Holophonic Premier album du trio fondé par Alexandre Herer, pianiste et compositeur, « Holophonic » réalise tout ce que peut contenir de tranchant et de percutant une formation classique de trio piano/basse/batterie. Les compositions reposent sur la construction d’ostinatos exécutés par la contrebasse et le piano, des motifs courts et rythmiques qui tirent leur force de leur concision, presque des riffs. Ces motifs, réalisés à partir de quelques notes mais surtout des silences ont quelque chose de réduit, de squelettique. Ce qui permet justement aux compositions d’être si bien charpentées.

Où mène la répétition de ces figures ? Sûrement pas à du jazz « lounge » ou « ambient » ! Les musiciens sont entêtés. Ils réactivent tout du long d’un morceau une même cellule rythmique, des solutions capricieuses et instables car à cheval entre les temps. Ce, jusqu’à ce qu’une rupture franche nous fasse tomber dans une toute autre atmosphère, comme dans «le morceau « Phon » où la composition débouche sur un rythme rock, du genre le plus basique, et sur lequel un glockenspiel distille quelque chose de troublant.
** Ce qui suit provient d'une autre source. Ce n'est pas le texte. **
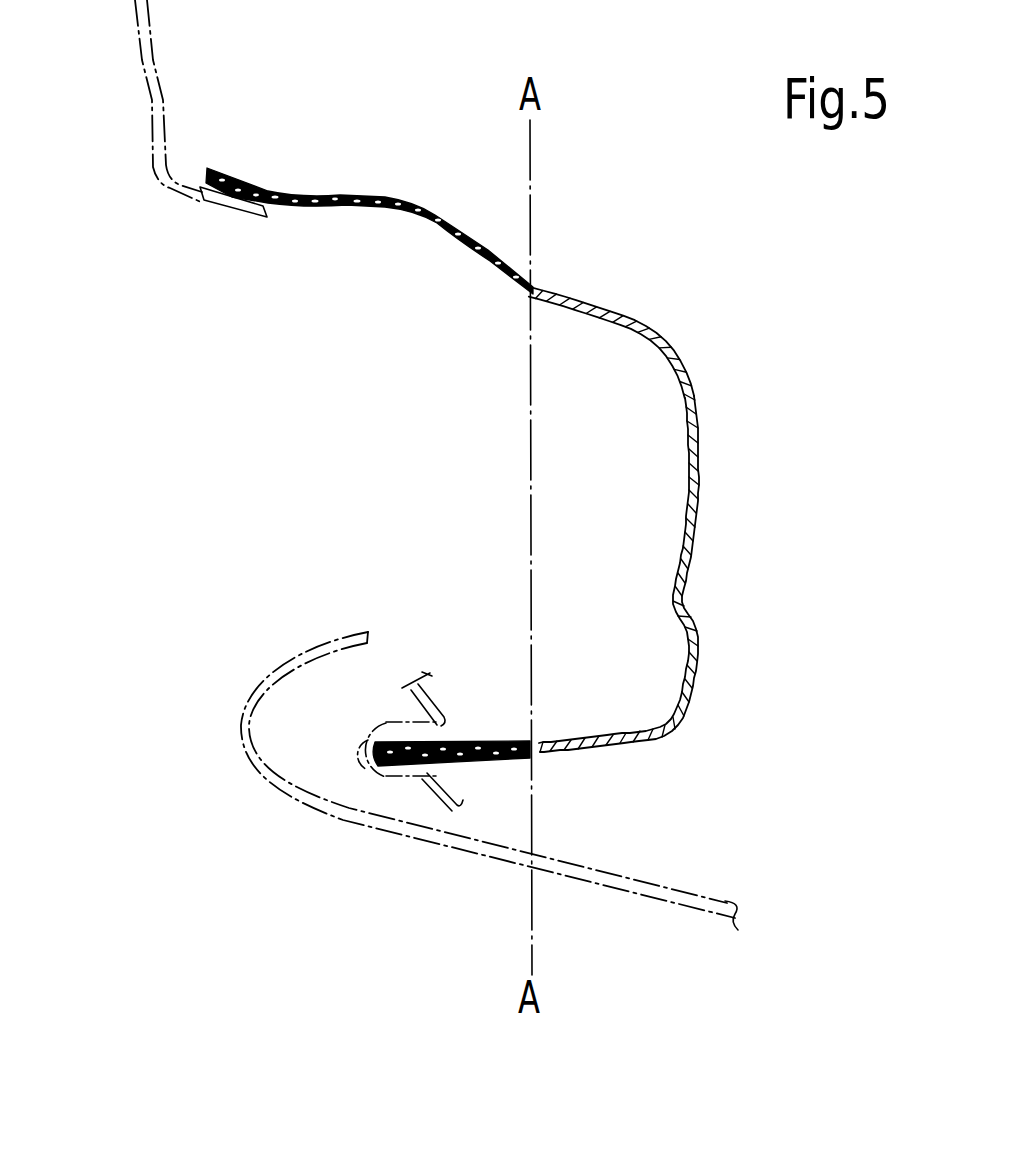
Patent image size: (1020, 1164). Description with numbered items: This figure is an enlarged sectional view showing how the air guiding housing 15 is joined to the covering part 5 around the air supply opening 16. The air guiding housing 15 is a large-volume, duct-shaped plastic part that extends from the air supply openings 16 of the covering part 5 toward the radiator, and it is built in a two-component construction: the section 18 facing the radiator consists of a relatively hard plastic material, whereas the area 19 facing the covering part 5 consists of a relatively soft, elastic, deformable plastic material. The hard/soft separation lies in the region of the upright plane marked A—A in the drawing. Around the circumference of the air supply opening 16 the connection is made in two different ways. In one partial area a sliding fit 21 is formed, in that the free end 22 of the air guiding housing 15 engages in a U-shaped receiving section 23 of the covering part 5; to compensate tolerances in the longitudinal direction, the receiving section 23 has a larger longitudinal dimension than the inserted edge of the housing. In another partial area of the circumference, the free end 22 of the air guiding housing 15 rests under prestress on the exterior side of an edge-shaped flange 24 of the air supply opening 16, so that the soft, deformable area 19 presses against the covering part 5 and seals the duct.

The covering part 5 is at (147, 82).
The air guiding housing 15 is at (702, 443).
The air supply opening 16 is at (342, 368).
The section 18 is at (610, 307).
The area 19 is at (448, 230).
The sliding fit 21 is at (208, 210).
The free end 22 is at (218, 177).
The U-shaped receiving section 23 is at (393, 777).
The edge-shaped flange 24 is at (250, 215).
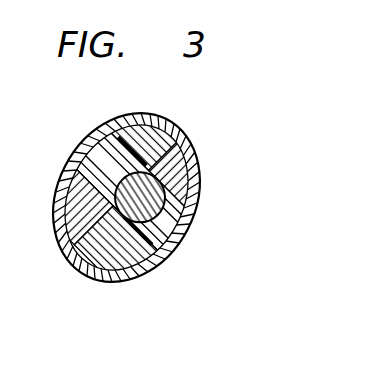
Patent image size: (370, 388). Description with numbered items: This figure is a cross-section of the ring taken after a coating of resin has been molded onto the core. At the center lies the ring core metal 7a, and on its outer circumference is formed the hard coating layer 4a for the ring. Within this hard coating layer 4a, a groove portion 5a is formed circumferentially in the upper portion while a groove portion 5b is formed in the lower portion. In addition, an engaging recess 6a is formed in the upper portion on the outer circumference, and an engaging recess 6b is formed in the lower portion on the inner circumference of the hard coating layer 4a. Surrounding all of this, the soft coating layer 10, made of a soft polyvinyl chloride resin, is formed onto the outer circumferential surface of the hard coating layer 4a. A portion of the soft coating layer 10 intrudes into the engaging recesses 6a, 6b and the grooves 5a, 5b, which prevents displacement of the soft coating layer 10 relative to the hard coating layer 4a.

The soft coating layer 10 is at (181, 128).
The hard coating layer for the ring 4a is at (88, 172).
The groove portion 5a is at (126, 142).
The groove portion 5b is at (141, 252).
The engaging recess 6a is at (186, 164).
The engaging recess 6b is at (62, 213).
The ring core metal 7a is at (195, 211).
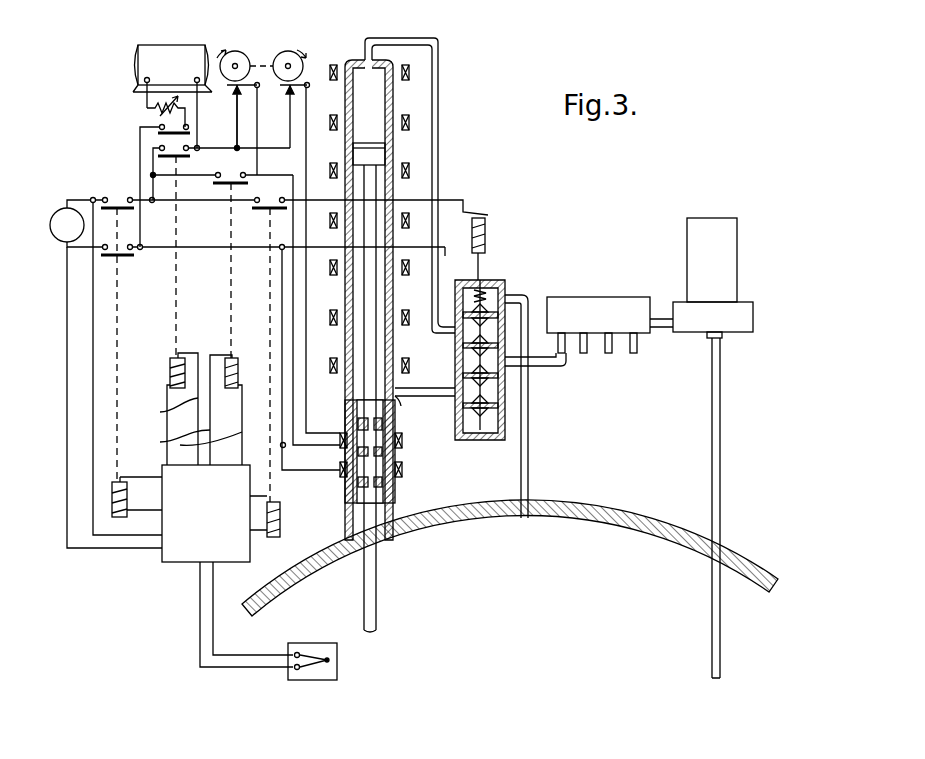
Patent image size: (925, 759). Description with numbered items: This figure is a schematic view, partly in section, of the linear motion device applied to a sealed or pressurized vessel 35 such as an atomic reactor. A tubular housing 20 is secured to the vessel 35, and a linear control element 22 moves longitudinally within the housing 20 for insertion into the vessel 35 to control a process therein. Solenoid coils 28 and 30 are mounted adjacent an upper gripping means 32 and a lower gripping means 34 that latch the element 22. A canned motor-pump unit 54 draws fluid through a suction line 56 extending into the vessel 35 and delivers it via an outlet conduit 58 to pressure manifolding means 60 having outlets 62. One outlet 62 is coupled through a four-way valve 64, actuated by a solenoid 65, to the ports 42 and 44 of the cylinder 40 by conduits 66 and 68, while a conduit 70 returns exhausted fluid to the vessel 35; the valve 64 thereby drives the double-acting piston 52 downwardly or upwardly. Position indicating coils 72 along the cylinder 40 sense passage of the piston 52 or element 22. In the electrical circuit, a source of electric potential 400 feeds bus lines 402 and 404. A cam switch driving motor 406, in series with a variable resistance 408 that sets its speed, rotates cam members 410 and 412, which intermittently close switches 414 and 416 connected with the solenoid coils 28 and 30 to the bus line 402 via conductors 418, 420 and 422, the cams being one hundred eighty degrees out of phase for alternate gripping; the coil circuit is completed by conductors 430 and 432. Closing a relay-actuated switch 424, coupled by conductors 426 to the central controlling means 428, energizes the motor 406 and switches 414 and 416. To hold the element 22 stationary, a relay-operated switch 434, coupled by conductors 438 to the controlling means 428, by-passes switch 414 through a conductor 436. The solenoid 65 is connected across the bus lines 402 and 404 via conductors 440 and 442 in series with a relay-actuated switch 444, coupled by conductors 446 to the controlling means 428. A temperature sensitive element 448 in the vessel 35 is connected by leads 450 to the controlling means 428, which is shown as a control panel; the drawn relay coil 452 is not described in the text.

The tubular housing 20 is at (350, 425).
The linear control element 22 is at (377, 292).
The solenoid coil 28 is at (402, 440).
The solenoid coil 30 is at (402, 472).
The upper gripping means 32 is at (385, 421).
The lower gripping means 34 is at (385, 452).
The pressurized vessel 35 is at (599, 505).
The cylinder 40 is at (393, 98).
The port 42 is at (365, 52).
The port 44 is at (400, 400).
The double-acting piston 52 is at (385, 152).
The canned motor-pump unit 54 is at (738, 270).
The suction line 56 is at (720, 497).
The outlet conduit 58 is at (662, 317).
The pressure manifolding means 60 is at (603, 297).
The outlets 62 is at (556, 352).
The four-way valve 64 is at (498, 285).
The solenoid 65 is at (487, 235).
The conduit 66 is at (440, 105).
The conduit 68 is at (436, 384).
The conduit 70 is at (528, 450).
The position indicating coils 72 is at (407, 70).
The source of electric potential 400 is at (58, 215).
The bus line 402 is at (153, 175).
The bus line 404 is at (152, 148).
The cam switch driving motor 406 is at (158, 42).
The variable resistance 408 is at (156, 112).
The rotatable cam member 410 is at (246, 42).
The rotatable cam member 412 is at (287, 51).
The cam switch 414 is at (236, 94).
The cam switch 416 is at (290, 94).
The conductor 418 is at (237, 128).
The conductor 420 is at (257, 136).
The conductor 422 is at (293, 174).
The relay-actuated switch 424 is at (172, 362).
The conductors 426 is at (161, 409).
The central controlling means 428 is at (185, 565).
The conductor 430 is at (205, 247).
The conductor 432 is at (328, 476).
The relay-operated switch 434 is at (232, 178).
The conductor 436 is at (306, 414).
The conductors 438 is at (183, 440).
The conductor 440 is at (455, 260).
The conductor 442 is at (462, 202).
The relay-actuated switch 444 is at (270, 202).
The conductors 446 is at (268, 540).
The temperature sensitive element 448 is at (338, 672).
The leads 450 is at (246, 662).
The relay coil 452 is at (118, 520).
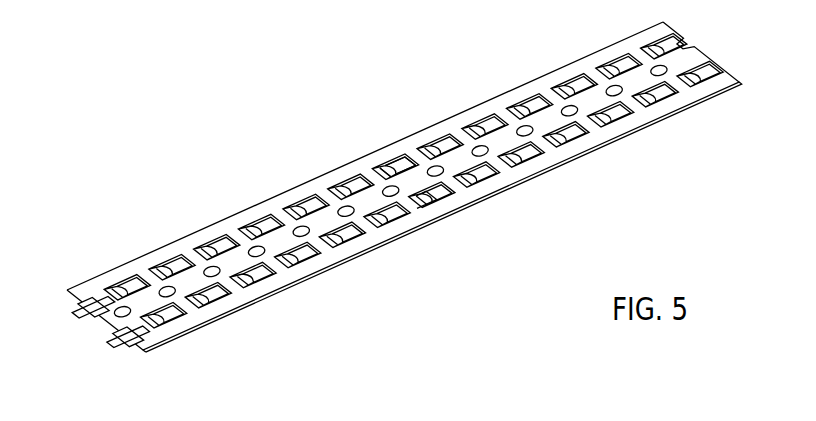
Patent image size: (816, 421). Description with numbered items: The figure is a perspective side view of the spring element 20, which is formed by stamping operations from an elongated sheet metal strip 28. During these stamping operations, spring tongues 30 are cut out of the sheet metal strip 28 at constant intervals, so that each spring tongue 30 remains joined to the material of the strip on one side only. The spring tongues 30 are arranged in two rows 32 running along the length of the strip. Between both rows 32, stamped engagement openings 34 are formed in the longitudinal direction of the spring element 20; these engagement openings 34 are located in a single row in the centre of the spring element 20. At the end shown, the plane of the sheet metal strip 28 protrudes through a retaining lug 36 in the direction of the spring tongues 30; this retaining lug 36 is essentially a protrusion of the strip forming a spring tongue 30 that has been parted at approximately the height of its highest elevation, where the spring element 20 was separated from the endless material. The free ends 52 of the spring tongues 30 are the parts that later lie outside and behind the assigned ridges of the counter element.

The spring element 20 is at (521, 217).
The sheet metal strip 28 is at (528, 78).
The spring tongues 30 is at (390, 218).
The rows 32 is at (410, 202).
The engagement openings 34 is at (301, 228).
The retaining lug 36 is at (122, 335).
The free ends 52 is at (162, 258).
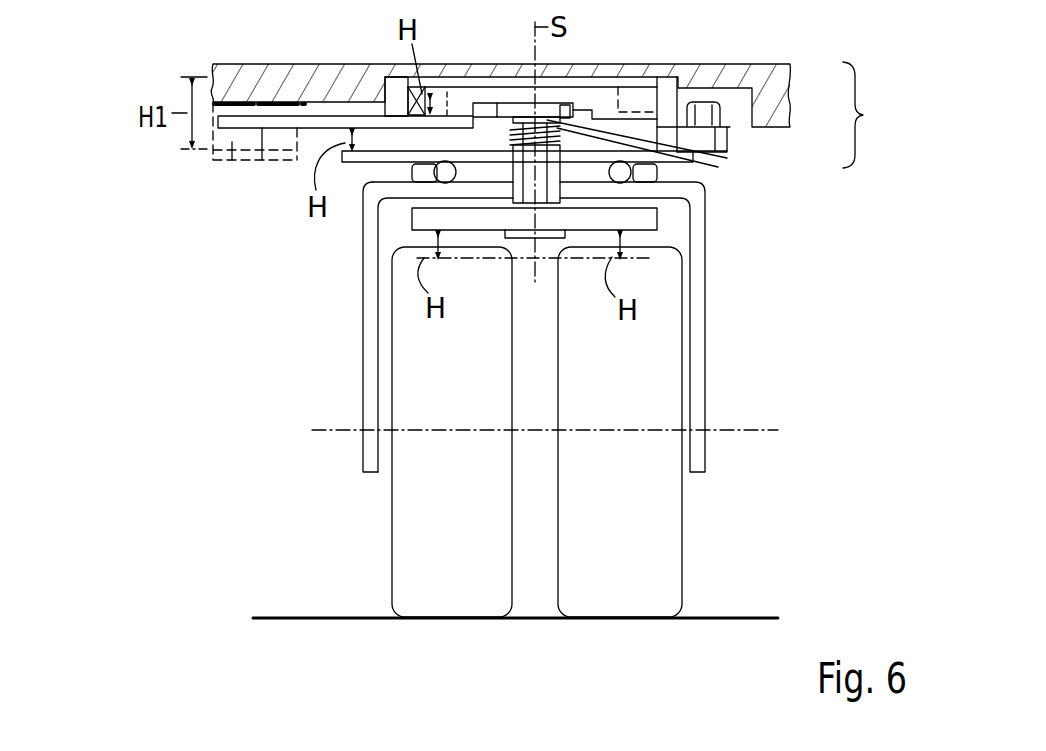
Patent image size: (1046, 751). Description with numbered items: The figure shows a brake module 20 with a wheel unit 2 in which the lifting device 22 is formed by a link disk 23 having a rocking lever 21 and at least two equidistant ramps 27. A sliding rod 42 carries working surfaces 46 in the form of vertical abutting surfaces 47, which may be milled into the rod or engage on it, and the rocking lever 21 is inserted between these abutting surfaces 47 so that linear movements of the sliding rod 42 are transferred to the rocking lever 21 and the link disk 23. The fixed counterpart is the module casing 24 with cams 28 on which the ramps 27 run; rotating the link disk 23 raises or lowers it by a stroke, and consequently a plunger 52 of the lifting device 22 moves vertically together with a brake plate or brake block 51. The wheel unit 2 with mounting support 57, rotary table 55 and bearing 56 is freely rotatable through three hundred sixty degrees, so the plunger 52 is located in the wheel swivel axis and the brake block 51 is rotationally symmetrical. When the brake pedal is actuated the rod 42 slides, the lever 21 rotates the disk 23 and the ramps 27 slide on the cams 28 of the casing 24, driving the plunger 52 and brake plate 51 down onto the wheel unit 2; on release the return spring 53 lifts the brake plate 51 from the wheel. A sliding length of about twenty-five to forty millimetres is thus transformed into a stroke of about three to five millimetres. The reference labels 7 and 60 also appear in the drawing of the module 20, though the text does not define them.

The wheel unit 2 is at (390, 545).
The housing plate 7 is at (772, 72).
The brake module 20 is at (914, 138).
The rocking lever 21 is at (325, 127).
The lifting device 22 is at (597, 100).
The link disk 23 is at (490, 100).
The module casing 24 is at (670, 80).
The ramps 27 is at (408, 90).
The cams 28 is at (633, 100).
The sliding rod 42 is at (212, 152).
The working surfaces 46 is at (232, 142).
The abutting surfaces 47 is at (262, 140).
The brake plate 51 is at (647, 218).
The plunger 52 is at (717, 136).
The return spring 53 is at (670, 146).
The rotary table 55 is at (690, 191).
The bearing 56 is at (440, 174).
The mounting support 57 is at (370, 329).
The holder assembly 60 is at (845, 279).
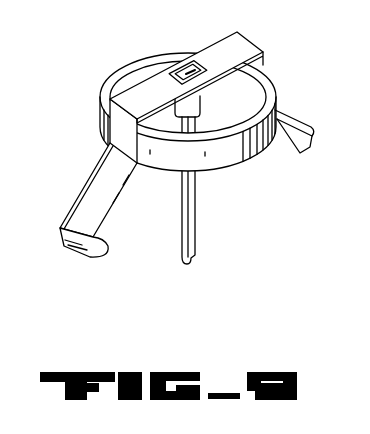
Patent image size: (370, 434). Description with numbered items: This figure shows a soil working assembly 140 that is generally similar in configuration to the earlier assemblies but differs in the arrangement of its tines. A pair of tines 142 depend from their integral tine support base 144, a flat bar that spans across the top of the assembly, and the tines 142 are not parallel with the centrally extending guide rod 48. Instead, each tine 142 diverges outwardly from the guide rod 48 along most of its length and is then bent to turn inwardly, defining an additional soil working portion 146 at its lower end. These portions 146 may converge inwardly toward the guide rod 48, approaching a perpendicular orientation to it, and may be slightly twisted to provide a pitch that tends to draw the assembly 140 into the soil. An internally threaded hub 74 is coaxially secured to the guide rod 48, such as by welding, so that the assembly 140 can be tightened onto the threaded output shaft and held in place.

The soil working assembly 140 is at (186, 138).
The tine support base 144 is at (217, 57).
The tines 142 is at (85, 199).
The additional soil working portion 146 is at (108, 249).
The internally threaded hub 74 is at (188, 112).
The guide rod 48 is at (184, 236).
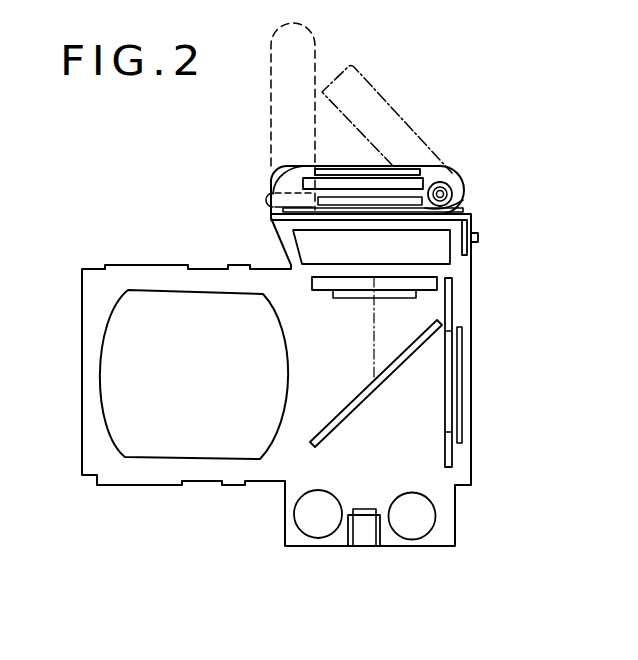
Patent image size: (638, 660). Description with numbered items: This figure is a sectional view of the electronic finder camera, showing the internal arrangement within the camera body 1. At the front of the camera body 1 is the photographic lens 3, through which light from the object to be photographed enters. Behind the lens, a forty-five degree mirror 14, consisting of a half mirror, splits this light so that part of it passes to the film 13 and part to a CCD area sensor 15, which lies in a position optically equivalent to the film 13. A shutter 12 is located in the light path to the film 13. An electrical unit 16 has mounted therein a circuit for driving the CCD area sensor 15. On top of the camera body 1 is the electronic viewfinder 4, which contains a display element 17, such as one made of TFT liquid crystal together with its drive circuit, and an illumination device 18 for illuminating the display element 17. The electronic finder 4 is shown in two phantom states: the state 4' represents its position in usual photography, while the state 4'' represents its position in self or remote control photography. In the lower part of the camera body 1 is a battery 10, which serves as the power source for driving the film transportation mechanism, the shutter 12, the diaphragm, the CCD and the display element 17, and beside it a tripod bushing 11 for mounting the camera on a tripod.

Oui, dans cette répétition, il y a la volonté d’être rude et d’amener un état de tension permanent. Les parties plus solistes du pianiste n’ont aucun vocation à adoucir les angles tranchants des ostinatos. Au contraire le jeu est aussi précis que sec, virant même parfois au minimalisme quand une unique note est répétée avec obstination dans « Dynamic Range », en tout cas, aucune recherche de remplissage élégant. Le morceau « Minimum Audible Field » où sont présents deux saxophonistes invités, montre au mieux l’envoutement que peut produire la répétition et surtout que celle-ci n’engendre aucun statisme.

Voilà donc une musique tendue et imprévisible qui ravira ceux qui cherchent à entendre enfin un trio de jazz sonner d’une manière différente du trio de jazz tel qu’on se le représente instinctivement.